La politique entrerait-elle dans l’ère de l’écologie.

Ce  que les écologistes attendent depuis longtemps est peut-être en train  d’arriver : que l’écologie  apparaisse comme la nouvelle matrice du débat politique. D’abord il y a  le débat sur le capitalisme : est-il compatible avec l’écologie ? André  Gorz avait, le 1er, dans les années 1970, posé la question de la nature de la croissance et de la productivité  destructrice. Aujourd’hui de plus en plus  d’économistes, comme Eloi Laurent, estiment, je cite que: ‘la pauvreté accroît l’urgence de survivre, y compris au prix de dégradations insoutenables’.  Il constate, en même temps, que les pays les plus  égalitaires sont les plus vertueux en matière écologique. Mais les pays  les plus égalitaires (dans le nord de l’Europe) n’ont pas tourné le dos  au capitalisme, ils l’ont régulé, via la social-démocratie. A une  échelle plus importante, comment réduire les inégalités  sans produire plus ? Questions essentielles que se posait aussi pour  nous Bernard Maris.
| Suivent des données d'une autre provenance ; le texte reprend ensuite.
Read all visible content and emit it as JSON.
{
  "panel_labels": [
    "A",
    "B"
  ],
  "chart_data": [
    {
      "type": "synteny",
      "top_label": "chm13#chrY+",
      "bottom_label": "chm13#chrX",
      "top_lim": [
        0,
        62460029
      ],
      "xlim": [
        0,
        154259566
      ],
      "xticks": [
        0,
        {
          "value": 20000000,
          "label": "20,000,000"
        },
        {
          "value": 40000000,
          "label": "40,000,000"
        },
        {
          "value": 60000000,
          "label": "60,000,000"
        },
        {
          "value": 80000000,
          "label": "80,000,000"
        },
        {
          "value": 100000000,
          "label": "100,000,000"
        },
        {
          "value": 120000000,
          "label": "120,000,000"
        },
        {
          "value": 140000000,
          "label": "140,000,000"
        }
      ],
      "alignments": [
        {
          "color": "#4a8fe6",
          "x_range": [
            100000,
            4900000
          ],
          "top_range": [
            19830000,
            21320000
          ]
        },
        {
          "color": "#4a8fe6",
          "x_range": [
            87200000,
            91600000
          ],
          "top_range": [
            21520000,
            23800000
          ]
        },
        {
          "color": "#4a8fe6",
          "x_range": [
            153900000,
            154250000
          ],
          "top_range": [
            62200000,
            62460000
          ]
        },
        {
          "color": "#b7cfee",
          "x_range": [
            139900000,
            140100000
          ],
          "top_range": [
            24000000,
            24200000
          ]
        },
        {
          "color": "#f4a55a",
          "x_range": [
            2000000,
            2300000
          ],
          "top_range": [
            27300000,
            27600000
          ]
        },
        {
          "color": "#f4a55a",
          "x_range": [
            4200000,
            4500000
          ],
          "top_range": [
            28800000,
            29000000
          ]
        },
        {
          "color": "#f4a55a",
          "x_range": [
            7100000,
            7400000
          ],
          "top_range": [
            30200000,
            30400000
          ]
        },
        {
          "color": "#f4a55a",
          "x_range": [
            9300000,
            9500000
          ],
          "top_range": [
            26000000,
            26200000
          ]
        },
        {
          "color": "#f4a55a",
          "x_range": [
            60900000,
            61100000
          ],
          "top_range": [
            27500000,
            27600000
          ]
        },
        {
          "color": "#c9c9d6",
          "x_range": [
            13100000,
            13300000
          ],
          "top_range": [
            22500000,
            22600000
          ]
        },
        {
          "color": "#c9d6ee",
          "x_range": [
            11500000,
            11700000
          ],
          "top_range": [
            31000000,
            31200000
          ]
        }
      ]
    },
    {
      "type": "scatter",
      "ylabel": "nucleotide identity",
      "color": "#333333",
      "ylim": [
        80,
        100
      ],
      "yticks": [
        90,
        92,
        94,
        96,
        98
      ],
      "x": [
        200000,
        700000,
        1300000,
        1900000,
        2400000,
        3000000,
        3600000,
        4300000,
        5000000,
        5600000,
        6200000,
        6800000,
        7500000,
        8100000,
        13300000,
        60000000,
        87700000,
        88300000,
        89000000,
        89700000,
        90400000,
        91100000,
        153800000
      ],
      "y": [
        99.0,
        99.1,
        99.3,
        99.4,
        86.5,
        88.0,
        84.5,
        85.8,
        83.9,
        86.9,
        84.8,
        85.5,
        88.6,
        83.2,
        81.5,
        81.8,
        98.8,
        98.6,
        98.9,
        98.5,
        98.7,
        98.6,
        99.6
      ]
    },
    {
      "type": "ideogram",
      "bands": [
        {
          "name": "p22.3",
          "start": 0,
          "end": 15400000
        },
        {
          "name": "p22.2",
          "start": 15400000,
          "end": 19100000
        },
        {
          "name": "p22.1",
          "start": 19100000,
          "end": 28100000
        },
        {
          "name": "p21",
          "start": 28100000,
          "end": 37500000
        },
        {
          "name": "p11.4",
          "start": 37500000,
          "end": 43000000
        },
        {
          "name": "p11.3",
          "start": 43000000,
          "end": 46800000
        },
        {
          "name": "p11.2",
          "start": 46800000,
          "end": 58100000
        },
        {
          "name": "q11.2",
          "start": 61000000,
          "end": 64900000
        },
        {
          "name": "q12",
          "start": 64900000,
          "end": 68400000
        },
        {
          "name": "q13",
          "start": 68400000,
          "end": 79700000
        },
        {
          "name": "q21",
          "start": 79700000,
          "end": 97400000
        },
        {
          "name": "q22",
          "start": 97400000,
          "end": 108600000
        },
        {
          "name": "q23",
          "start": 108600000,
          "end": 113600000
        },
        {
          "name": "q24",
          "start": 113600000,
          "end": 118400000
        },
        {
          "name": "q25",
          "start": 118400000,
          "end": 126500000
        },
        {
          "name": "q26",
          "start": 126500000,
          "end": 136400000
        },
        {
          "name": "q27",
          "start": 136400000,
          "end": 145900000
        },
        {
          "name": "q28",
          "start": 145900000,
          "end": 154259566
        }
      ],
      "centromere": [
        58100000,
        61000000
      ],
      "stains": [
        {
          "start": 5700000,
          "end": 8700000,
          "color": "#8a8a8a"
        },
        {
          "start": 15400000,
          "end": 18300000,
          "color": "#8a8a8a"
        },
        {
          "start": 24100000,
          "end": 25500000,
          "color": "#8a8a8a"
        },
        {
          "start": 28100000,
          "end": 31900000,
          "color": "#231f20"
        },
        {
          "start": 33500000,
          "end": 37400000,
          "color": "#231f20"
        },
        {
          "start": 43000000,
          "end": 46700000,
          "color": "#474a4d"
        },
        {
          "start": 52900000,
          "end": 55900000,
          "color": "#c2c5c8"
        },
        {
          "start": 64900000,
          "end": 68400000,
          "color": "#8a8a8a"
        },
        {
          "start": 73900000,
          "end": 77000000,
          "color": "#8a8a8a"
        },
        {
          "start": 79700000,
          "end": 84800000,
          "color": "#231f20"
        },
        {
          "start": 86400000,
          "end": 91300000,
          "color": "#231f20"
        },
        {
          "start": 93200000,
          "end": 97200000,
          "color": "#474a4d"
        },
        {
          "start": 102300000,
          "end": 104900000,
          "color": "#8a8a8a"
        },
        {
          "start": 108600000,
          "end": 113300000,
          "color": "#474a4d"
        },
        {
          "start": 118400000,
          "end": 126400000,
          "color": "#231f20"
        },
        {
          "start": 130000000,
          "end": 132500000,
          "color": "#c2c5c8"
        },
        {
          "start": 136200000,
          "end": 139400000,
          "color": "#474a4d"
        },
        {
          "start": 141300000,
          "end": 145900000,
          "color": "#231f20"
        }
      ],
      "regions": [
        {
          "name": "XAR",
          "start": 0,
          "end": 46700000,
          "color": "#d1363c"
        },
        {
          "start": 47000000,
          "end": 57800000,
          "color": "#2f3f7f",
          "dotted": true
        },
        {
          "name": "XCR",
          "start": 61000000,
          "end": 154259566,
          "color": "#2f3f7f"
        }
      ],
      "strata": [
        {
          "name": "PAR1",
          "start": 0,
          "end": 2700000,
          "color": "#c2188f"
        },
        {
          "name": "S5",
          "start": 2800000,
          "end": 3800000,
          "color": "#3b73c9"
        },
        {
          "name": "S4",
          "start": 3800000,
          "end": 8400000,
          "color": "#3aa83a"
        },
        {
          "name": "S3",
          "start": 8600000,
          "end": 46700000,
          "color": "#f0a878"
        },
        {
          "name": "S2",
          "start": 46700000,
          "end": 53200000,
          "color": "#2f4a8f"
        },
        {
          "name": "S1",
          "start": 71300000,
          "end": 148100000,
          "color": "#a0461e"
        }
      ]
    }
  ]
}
Comment produire autrement, consommer autrement,  décider que ‘le bonheur n’est pas d’avoir des avoirs pleins nos armoires’ comme le chante Souchon ? Et  surtout à quoi bon se poser ces questions si l’ensemble du monde ne se  les pose pas ? Tout le monde n’est pas devenu écologiste  mais tout le monde commence à s’inquiéter de l’état de la planète. Et  la jeunesse (occidentale au moins) se mobilise. En France, il ne faut  pas sous-estimer la transition qui se produit sous le crâne de nombre de  nos concitoyens et d’élus de tous bords. Pas  uniquement pour des raisons tactiques. La force de l’écologie,  c’est  qu’elle apporte, aujourd’hui, à chaque formation politique en crise, de  quoi se régénérer. 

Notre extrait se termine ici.